Penanganan depresi dapat dilakukan dengan 3 cara utama yaitu (1) biologis yakni dengan obat anti depresan, (2) psikoterapi dengan menggunakan berbagai teknik terapi seperti terapi kognitif, terapi perlakuan dan terapi kelompok (3) pelatihan, antara lain social problem solving therapy, pelatihan ketrampilan interpersonal dan manajemen stres. Ketiga cara utama itu seringkali dipakai oleh para ahli secara terpisah atau dengan mengkombinasikannya (Branon dan Nelson, 1987).
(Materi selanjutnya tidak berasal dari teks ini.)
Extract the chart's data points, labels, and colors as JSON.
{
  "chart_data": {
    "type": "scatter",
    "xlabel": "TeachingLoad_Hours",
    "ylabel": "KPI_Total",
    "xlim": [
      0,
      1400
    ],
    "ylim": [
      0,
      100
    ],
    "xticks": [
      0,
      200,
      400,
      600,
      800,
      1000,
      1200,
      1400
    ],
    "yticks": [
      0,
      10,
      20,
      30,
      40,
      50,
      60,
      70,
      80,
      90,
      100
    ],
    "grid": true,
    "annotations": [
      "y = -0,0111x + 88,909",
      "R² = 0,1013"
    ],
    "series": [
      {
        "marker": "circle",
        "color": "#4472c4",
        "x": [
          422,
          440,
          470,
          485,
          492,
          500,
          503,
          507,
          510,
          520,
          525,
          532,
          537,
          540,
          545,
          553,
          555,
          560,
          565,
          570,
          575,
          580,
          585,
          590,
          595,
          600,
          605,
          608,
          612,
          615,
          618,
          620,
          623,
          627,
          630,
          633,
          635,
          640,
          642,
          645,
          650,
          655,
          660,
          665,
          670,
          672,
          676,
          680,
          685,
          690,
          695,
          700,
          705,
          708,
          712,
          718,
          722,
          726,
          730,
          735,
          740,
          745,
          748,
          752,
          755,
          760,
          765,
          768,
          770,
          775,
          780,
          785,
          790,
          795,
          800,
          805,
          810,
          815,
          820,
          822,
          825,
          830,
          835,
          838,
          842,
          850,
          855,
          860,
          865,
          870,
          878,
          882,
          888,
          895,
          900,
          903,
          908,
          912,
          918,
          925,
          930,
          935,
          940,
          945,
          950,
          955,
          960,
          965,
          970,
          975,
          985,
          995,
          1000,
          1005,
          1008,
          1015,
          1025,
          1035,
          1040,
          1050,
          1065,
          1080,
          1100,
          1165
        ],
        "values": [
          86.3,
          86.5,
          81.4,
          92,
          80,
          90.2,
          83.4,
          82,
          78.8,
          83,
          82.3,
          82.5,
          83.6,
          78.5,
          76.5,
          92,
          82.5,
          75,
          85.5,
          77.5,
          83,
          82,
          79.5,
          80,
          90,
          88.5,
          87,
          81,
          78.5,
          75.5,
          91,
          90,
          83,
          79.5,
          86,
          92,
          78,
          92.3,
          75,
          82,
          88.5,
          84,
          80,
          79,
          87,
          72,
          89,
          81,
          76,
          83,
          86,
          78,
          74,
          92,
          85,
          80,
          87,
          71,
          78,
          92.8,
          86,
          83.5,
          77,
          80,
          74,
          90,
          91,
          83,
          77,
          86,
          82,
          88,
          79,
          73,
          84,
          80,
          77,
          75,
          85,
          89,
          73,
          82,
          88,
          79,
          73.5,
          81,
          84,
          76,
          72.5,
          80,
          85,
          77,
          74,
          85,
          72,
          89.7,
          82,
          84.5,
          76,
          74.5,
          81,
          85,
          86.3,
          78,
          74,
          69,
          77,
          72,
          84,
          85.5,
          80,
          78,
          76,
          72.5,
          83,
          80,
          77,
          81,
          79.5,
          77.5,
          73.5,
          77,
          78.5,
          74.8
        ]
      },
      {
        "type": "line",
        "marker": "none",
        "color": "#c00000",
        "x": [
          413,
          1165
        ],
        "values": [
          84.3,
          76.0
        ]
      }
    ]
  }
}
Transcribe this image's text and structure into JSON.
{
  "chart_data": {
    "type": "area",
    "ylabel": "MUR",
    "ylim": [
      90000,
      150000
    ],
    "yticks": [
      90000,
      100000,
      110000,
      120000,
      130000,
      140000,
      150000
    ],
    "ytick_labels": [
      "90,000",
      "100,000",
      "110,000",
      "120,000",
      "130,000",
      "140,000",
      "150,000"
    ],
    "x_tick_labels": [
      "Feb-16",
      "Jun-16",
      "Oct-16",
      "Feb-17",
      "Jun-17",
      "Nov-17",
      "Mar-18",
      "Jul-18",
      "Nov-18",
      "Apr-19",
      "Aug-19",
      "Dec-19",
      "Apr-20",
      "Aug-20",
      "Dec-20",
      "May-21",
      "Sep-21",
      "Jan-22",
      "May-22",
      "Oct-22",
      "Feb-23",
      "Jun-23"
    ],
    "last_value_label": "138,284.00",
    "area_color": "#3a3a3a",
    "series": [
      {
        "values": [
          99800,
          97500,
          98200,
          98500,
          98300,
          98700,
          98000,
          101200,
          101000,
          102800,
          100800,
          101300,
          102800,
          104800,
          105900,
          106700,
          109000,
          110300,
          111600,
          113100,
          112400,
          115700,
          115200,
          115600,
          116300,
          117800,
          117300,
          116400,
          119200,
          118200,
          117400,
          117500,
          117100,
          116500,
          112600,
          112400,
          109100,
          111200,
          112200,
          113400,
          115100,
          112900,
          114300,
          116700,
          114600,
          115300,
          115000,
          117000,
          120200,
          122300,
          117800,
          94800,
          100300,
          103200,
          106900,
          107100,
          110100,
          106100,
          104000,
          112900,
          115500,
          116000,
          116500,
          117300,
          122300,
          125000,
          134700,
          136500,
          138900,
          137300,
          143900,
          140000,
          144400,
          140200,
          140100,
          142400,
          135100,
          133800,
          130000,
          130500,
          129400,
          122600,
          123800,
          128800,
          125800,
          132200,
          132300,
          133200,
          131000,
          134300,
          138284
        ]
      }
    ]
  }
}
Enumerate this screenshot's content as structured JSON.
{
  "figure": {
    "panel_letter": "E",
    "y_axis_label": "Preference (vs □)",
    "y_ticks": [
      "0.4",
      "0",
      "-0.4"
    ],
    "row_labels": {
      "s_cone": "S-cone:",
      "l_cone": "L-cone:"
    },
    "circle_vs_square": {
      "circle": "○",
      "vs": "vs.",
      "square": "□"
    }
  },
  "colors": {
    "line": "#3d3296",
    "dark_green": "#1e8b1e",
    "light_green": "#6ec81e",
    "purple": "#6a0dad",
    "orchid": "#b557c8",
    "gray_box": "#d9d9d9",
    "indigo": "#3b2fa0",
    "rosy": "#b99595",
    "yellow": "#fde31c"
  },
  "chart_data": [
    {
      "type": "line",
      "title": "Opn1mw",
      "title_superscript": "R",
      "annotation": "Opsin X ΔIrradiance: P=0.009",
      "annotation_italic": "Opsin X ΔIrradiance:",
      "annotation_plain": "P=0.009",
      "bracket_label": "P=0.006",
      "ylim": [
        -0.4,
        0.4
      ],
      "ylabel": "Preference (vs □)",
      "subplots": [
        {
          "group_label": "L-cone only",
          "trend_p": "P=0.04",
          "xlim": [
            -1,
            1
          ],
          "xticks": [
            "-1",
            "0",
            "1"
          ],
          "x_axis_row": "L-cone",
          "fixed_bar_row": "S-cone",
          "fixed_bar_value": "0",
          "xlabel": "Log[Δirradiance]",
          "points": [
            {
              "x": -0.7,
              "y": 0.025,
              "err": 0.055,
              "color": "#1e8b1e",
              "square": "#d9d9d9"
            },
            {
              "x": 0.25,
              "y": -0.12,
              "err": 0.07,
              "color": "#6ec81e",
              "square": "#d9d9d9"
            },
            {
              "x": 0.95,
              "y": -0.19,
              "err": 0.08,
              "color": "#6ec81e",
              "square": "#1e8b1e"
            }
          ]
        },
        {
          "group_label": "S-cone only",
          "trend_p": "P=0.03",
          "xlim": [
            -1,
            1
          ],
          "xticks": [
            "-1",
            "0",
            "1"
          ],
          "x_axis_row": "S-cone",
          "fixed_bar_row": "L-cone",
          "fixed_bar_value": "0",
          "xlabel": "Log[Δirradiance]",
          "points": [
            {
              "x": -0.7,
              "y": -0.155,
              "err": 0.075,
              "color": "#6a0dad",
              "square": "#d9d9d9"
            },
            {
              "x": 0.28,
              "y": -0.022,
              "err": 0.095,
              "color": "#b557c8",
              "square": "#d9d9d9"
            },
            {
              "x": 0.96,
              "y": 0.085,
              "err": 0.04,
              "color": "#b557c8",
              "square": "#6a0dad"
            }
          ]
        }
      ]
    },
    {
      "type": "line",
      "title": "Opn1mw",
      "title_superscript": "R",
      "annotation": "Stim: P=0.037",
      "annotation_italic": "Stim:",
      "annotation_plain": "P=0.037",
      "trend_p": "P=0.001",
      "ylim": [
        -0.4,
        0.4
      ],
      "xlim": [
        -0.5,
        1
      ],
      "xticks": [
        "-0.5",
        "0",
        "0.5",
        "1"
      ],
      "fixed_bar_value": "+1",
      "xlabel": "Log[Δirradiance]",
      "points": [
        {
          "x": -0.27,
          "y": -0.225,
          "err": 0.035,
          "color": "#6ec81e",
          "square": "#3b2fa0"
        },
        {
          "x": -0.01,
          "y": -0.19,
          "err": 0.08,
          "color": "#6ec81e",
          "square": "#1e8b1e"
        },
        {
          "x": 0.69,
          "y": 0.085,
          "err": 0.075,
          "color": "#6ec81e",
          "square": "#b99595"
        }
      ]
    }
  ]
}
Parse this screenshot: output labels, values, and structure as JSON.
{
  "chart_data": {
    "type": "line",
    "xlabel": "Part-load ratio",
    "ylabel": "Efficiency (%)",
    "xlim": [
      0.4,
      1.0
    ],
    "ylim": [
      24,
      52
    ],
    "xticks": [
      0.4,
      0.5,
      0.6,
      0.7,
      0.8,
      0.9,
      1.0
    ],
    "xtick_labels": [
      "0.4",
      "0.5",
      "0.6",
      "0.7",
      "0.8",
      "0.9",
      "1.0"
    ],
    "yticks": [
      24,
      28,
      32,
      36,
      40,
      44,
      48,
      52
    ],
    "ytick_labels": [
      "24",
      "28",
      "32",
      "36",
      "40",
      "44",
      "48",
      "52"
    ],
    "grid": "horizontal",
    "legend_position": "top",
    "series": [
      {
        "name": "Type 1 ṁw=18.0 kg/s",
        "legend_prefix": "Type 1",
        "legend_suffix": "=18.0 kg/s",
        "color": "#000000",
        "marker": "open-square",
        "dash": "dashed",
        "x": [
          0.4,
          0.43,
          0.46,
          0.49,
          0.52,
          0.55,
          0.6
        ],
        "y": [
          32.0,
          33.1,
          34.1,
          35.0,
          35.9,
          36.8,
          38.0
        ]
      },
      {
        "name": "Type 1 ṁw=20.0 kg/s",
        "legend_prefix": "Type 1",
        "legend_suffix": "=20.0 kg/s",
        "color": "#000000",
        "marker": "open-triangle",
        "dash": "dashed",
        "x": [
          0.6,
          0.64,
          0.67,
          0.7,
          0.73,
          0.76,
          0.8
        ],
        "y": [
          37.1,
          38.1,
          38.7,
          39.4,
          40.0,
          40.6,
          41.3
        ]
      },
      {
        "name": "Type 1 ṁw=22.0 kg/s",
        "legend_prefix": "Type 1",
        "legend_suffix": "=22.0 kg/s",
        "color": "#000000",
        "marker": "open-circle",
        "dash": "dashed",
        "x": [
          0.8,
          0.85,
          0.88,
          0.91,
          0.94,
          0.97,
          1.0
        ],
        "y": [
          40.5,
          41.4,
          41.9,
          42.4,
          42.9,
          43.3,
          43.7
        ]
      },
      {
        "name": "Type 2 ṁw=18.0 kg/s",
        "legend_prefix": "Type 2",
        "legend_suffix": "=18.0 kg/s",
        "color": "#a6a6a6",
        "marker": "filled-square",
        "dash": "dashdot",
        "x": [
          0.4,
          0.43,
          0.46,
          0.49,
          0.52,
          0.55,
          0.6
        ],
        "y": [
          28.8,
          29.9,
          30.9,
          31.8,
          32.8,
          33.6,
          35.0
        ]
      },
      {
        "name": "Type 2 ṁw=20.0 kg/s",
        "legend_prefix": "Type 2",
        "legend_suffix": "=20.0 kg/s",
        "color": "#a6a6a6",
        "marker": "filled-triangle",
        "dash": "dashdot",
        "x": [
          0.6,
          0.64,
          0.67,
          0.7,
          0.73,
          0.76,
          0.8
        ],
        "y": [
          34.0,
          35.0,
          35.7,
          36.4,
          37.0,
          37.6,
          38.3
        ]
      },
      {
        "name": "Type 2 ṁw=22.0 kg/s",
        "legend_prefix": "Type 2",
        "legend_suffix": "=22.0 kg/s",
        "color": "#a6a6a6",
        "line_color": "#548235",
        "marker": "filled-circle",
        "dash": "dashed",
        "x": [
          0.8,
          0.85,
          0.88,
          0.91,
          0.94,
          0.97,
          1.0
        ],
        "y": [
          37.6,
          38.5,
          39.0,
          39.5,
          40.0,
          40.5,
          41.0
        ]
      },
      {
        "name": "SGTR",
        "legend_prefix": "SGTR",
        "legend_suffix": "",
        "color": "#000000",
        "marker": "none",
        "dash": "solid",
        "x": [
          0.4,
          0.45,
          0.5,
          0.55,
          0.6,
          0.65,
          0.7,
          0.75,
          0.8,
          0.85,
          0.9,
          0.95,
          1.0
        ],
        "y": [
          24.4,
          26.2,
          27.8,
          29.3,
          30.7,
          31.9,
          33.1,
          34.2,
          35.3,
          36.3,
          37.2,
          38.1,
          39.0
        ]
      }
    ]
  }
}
Retnowati (1990) manyatakan bahwa hanya dari 60-65% penderita depresi menggunakan pengobatan medis akan memperoleh kemajuan (penurunan tingkat depresi). Kenyataan ini mendorong para ahli mencari upaya alternatif selain menggunakan terapi pengobatan medis. Salah satu upaya yang dianggap efektif adalah melakukan manajemen stres. Hal ini sejalan dengan penelitian yang dilakukan Retnowati (1990) yang menyebutkan bahwa manajemen stres, terapi kognitif dan perilaku afektif efektif menurunkan gangguan depresi. Harrington (1995) menyatakan bahwa manajemen stres, terapi kognitif dan perilaku afektif efektif terhadap depresi tingkat ringan sampai sedang tetapi belum direkomendasikan untuk kategori berat.